Targeted Case Management (TCM) Services

People receiving DDP 0208 Waiver services, or determined eligible for these services and age 16 or older are entitled to receive Targeted Case Management (TCM) services. This means if you fall into one of these categories you can receive TCM services right away, there is no waiting list.

TCM services are available across the entire state at no cost. These services are delivered primarily by AWARE, Inc. a contracted TCM provider. In some areas of the state these services may also be available from state-employed TCMs.  People have a choice of who provides their TCM services.

People receiving TCM services can expect to meet with their TCM face-to-face, over the phone, or through other types of communication. The TCM will also interact, with your permission, with other people and providers that assist in meeting your needs in order to develop and coordinate a comprehensive plan of care. 

If you are 16 or older, don’t currently have a TCM and have been found eligible, or need help in gathering information to submit for eligibility determination, please contact AWARE, Inc. at (406) 563-8117 to request the assistance of a TCM.
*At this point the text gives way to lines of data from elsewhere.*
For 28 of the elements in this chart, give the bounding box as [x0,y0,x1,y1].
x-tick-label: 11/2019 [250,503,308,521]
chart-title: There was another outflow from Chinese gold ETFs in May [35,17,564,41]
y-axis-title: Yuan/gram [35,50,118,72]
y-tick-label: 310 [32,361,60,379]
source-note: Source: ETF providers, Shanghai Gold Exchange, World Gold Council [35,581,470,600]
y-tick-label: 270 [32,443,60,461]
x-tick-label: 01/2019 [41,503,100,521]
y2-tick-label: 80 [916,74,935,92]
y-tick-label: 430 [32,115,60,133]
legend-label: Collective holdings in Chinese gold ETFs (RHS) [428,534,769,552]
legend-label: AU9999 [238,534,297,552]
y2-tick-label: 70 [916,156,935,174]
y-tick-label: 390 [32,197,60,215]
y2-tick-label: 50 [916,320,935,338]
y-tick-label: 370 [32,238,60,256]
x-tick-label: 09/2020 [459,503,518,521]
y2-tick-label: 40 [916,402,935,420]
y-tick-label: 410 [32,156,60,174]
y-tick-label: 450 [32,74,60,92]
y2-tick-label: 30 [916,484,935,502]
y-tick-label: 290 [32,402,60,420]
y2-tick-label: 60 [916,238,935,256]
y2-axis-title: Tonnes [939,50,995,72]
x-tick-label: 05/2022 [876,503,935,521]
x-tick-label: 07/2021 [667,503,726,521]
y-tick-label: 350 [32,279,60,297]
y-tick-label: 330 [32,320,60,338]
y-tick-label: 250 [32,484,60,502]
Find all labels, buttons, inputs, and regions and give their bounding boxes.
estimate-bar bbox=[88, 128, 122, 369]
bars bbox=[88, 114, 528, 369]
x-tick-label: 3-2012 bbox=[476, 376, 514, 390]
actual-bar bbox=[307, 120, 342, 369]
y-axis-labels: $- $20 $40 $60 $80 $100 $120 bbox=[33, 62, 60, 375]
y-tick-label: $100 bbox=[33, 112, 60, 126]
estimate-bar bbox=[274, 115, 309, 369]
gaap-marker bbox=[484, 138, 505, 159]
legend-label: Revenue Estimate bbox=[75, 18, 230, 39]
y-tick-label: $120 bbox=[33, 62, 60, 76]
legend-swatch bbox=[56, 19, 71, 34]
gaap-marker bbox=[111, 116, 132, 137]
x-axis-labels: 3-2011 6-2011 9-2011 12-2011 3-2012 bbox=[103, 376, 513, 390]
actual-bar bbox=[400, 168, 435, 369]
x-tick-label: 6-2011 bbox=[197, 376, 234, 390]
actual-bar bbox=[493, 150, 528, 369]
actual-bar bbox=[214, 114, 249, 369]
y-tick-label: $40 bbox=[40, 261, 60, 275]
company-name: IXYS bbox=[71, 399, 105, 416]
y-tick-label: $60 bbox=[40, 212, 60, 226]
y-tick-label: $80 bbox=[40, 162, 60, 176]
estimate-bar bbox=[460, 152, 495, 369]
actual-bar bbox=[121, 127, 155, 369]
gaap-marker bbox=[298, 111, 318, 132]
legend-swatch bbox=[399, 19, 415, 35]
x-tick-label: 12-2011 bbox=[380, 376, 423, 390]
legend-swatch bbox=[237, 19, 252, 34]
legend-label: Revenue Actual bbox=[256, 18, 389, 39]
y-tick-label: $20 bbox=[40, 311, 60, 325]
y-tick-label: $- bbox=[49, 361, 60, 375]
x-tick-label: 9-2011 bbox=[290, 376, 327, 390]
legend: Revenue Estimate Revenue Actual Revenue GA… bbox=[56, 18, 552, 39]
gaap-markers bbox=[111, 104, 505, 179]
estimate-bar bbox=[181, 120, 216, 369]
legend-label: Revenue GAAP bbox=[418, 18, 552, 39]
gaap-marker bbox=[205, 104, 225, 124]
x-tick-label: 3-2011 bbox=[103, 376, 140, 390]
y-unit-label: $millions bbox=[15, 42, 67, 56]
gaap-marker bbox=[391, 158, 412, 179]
TCMs provide four primary activities:

  • Comprehensive assessment and periodic reassessment of individual needs, to determine the need for any medical, educational, social or other services. These assessment activities include
    • gathering historical information;
    • identifying the individual’s needs and completing related documentation; and gathering information from other sources such as family members, medical providers, social workers, and educators (if necessary), to form a complete assessment of the eligible individual.
  • Development (and periodic revision) of a specific care plan that is based on the information collected through the assessment that
    • specifies the goals and actions to address the medical, social, educational, and other services needed by the individual;
    • includes activities such as ensuring the active participation of the eligible individual, and working with the individual (or the individual’s authorized health care decision maker) and others to develop those goals; and
    • identifies a course of action to respond to the assessed needs of the eligible individual.
  • Referral and related activities (such as scheduling appointments for the individual) to help the eligible individual obtain needed services including activities that help link the individual with medical, social, educational providers, or other programs and services that are capable of providing needed services to address identified needs and achieve goals specified in the care plan.
  • Activities and contacts that are necessary to ensure the care plan is implemented and adequately addresses the eligible individual’s needs, and which may be with the individual, family members, service providers, or other entities or individuals and conducted as frequently as necessary, and including at least one annual monitoring, to determine whether the following conditions are met:
    • services are being furnished in accordance with the individual’s care plan;
    • services in the care plan are adequate; and
    • changes in the needs or status of the individual are reflected in the care plan. Monitoring and follow-up activities include making necessary adjustments in the care plan and service arrangements with providers.